4. Psycho. Probably takes more risks in terms of constructing a narrative than any of Hitchcock's films, and it mostly pays off. The two big murders of Janet Leigh and Martin Balsam are still shocking and thrillingly edited (as is the sequence when the bank manager recognizes Janet Leigh in the car when he is in the crosswalk), all these years later, and there's a great small comic role for Hitchcock's daughter Pat at the bank. It also has hilarious dialogue (which you don't really notice until you see it the first two times) for Norman's mother ("Candlelight? Whispers?").
5. Foreign Correspondent. The culmination of Hitchcock's 30s fascination with espionage and intrigue, with some of he greatest of all Hitchcock bits of business in any of his film: the windmill with the sails going the wrong way; the assassination among the umbrellas in the rain; and bst of all, that jaw-dropping plane crash sequence in the ocean.
Honorable mention: Marnie. Flawed in almost every way, but perhaps the most compulsively watchable for all its errors and shortcomings. Another great supporting performance (this time from Diane Baker), and another of Bernard Herrmann's greatest scores (especially during the hunt sequence).
by Anonymous | reply 32 | November 28, 2020 2:28 AM |
Top five:
Lifeboat
Psycho
Foreign Correspondent
The 39 Steps
Shadow of a Doubt
Next five:
Rear Window
Strangers on a Train
The Birds
To Catch a Thief
Frenzy
Honorable mention:
Notorious
The Lady Vanishes
Rebecca
Rope
Saboteur
What a treasure trove!
Other directors such as Billy Wilder or John Ford or Michael Curtiz or Orson Welles or William Wyler may have been "better," Oscar-winning directors, but I would be hard-pressed to name 15 of their movies off the top of my head…
by Anonymous | reply 33 | November 28, 2020 2:41 AM |
1. Rear Window 2. Vertigo 3. Psycho 4. Notorious 5. Rebecca
The definitive list.

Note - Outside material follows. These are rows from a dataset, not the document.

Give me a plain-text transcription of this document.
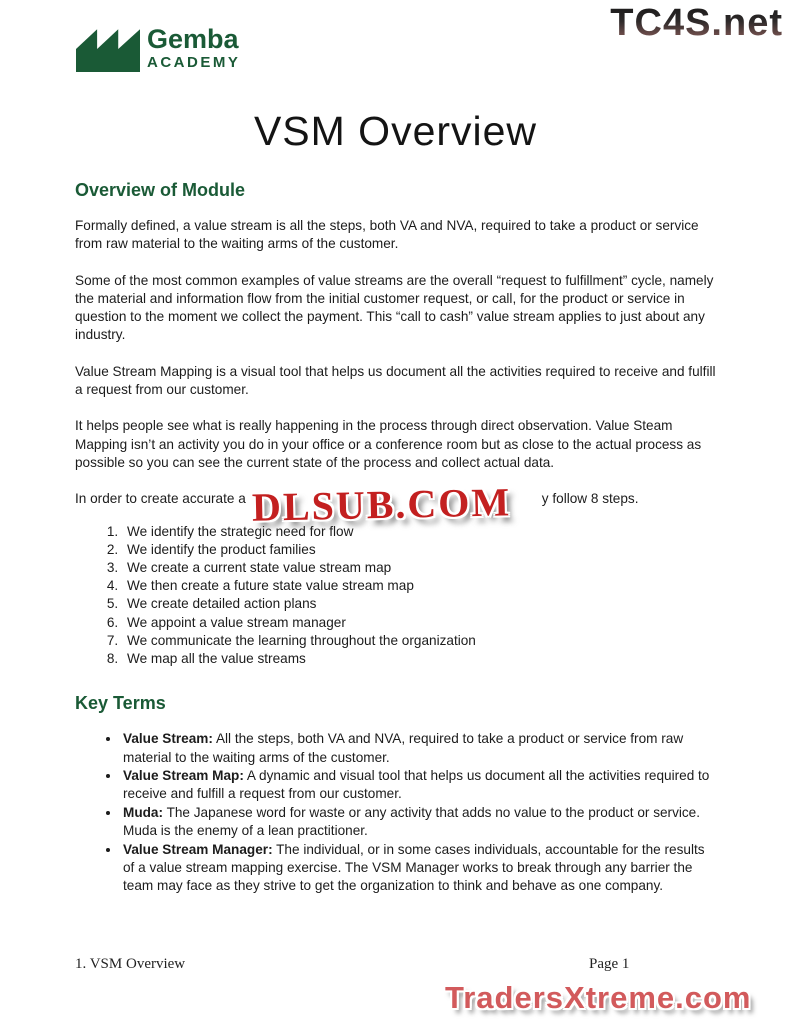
Gemba
ACADEMY
TC4S.net
DLSUB.COM
TradersXtreme.com
VSM Overview
Overview of Module

Formally defined, a value stream is all the steps, both VA and NVA, required to take a product or service from raw material to the waiting arms of the customer.

Some of the most common examples of value streams are the overall “request to fulfillment” cycle, namely the material and information flow from the initial customer request, or call, for the product or service in question to the moment we collect the payment. This “call to cash” value stream applies to just about any industry.

Value Stream Mapping is a visual tool that helps us document all the activities required to receive and fulfill a request from our customer.

It helps people see what is really happening in the process through direct observation. Value Steam Mapping isn’t an activity you do in your office or a conference room but as close to the actual process as possible so you can see the current state of the process and collect actual data.

In order to create accurate a	y follow 8 steps.

1. We identify the strategic need for flow
2. We identify the product families
3. We create a current state value stream map
4. We then create a future state value stream map
5. We create detailed action plans
6. We appoint a value stream manager
7. We communicate the learning throughout the organization
8. We map all the value streams
Key Terms
• Value Stream: All the steps, both VA and NVA, required to take a product or service from raw material to the waiting arms of the customer.
• Value Stream Map: A dynamic and visual tool that helps us document all the activities required to receive and fulfill a request from our customer.
• Muda: The Japanese word for waste or any activity that adds no value to the product or service. Muda is the enemy of a lean practitioner.
• Value Stream Manager: The individual, or in some cases individuals, accountable for the results of a value stream mapping exercise. The VSM Manager works to break through any barrier the team may face as they strive to get the organization to think and behave as one company.
1. VSM Overview	Page 1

Do I get a prize?
by Anonymous | reply 34 | November 28, 2020 3:11 AM |
I really love Mr and Mrs Smith.
by Anonymous | reply 35 | November 28, 2020 3:14 AM |
Notorious and Rear Window are essentially perfect. Psycho is nearly perfect except for the campy ending.
by Anonymous | reply 36 | November 28, 2020 3:16 AM |
Saboteur was on TCM today, with the now 106-year-old Norman Lloyd.
by Anonymous | reply 37 | November 28, 2020 3:25 AM |
It took me a long time to get into Vertigo. Once I saw the film as a dream rather than a conventional movie, I appreciated it more.
by Anonymous | reply 38 | November 28, 2020 3:26 AM |
Nothing else has had the cultural impact of Psycho. A nearly perfect film that has stood the test of time.
Runner ups would be North by Northwest, Rear Window, Rebecca, Notorious.
by Anonymous | reply 39 | November 28, 2020 3:31 AM |
Vertigo could be interesting as an erotic dream if the leading man had any sex appeal.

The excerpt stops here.